1. **Check your project token**:

* Ensure you're using the correct project token from your [Mixpanel project settings](/docs/orgs-and-projects/managing-projects#find-your-project-tokens).

2. **Review flag configuration**:

* Make sure your feature flag is enabled.
* Check the flag's rollout percentage. User contexts that are not assigned to the rollout percentage will not receive flags.
* If you are using a targeting cohort, verify on the Mixpanel 'Users' page that the user's `distinct_id` is a member of that cohort.

3. **Review SDK parameters**:

* Ensure `featureFlagsOptions` with `enabled: true` is passed to `init()`.
* If using a custom Variant Assignment Key, ensure it is included in the `context` object.
* If using Runtime Targeting, ensure all properties used in targeting are included in the `custom_properties` object within `context`.

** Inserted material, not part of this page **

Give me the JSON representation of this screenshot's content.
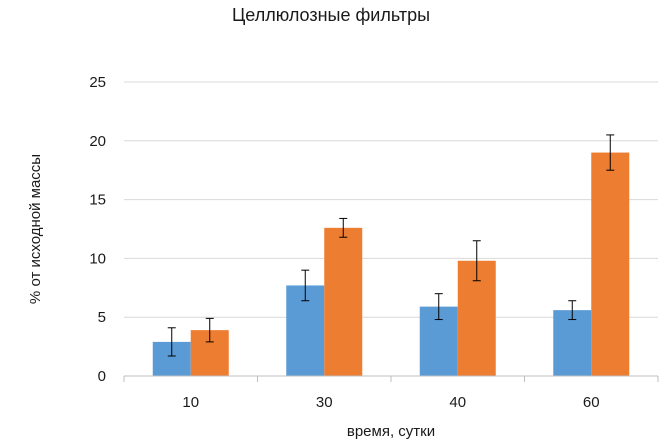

4. **Check flags readiness**: Use `areFlagsReady()` to check if flags have been loaded before using sync evaluation methods.
5. **Enable debug logging**: Call `mixpanel.setLoggingEnabled(true)` to see detailed information about flag requests and responses.

### Which mode should I use?

* **Bare React Native apps** (iOS/Android): Use **native mode** (`new Mixpanel(token, true)`) for best performance, as it delegates to the optimized native SDKs.
* **React Native Web**: Use **JavaScript mode** (`new Mixpanel(token, true, false)`).